Assessor Ron Dean, who was elected to his post in 2018, said every county officer has a responsibility to get "things done in a timely fashion." He said it is particularly important that standard is met and maintained during the annual budgeting process. 

"We need to ... make the statement that Muskogee County is committed to delivering to the Board of Equalization our budget prior to Oct. 1 every single year so it can be returned after the 15-day period — no later than Oct. 15," Dean said. "That will allow me and Robyn to do what we have to do to send the tax bills out no later than Nov. 1," the mailing deadline set by state law. 

District 3 Commissioner Kenny Payne recalled years when officials said they did everything possible to mail ad valorem tax statements to property owners in a timely manner but were stymied by noncompliance of other taxing entities. Before ad valorem tax statements can be prepared, school districts and municipalities must file estimates of need and sinking fund information, which is needed to calculate taxes owed. 

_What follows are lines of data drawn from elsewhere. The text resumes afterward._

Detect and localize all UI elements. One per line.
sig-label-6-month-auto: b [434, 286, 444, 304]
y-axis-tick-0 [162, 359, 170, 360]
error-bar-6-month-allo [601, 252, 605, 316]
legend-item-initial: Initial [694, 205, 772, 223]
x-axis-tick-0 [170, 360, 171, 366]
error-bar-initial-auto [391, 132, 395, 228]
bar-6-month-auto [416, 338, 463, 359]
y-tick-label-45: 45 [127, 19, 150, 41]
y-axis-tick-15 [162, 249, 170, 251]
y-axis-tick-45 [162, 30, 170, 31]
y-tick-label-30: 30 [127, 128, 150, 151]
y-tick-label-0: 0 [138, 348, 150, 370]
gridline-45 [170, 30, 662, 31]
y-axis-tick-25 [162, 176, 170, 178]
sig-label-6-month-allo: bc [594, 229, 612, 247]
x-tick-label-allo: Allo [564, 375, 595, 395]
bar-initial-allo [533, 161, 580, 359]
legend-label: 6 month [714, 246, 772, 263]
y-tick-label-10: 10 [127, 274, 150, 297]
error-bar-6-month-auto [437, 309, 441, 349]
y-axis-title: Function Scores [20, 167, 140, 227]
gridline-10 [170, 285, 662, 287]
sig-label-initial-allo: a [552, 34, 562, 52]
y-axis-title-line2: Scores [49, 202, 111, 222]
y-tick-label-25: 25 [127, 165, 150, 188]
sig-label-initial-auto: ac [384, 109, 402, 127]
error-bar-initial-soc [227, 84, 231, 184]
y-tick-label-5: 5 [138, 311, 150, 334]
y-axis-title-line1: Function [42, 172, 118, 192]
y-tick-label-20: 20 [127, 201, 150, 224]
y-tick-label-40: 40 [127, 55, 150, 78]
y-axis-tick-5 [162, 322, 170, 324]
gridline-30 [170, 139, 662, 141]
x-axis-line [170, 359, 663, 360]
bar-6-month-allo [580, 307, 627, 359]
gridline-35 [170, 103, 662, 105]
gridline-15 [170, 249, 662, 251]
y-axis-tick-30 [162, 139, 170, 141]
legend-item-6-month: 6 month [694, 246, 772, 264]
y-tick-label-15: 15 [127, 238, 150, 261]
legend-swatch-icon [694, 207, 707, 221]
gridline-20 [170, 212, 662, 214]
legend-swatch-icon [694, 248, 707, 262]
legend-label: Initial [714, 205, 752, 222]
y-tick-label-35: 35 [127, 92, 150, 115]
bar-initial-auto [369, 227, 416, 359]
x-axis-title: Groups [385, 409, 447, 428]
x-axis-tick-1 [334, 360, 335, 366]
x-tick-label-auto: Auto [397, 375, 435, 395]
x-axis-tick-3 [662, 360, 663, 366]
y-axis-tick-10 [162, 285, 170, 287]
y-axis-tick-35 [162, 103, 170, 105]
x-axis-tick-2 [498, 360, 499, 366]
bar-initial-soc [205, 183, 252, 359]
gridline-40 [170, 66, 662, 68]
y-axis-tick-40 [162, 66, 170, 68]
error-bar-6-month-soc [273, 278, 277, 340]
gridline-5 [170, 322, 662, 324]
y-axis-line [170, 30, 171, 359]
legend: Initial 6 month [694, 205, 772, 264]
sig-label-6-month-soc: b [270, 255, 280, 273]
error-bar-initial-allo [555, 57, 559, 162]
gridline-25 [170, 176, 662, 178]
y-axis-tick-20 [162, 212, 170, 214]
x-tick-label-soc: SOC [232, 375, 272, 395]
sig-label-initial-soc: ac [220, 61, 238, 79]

Boswell said she is "willing to help them get those budgets filled in and let them know what are expectations are." Payne said in the past the tardy filings were tied not necessarily to an inability to file the documents, but to a lack of will. 

"Some of those statutes have changed in the last couple of years — from our standpoint we were handcuffed as far as entities outside … this building," Payne said, expressing his belief the firm that helped prepare the budget for fiscal year. "But again, I like your idea of firm deadlines."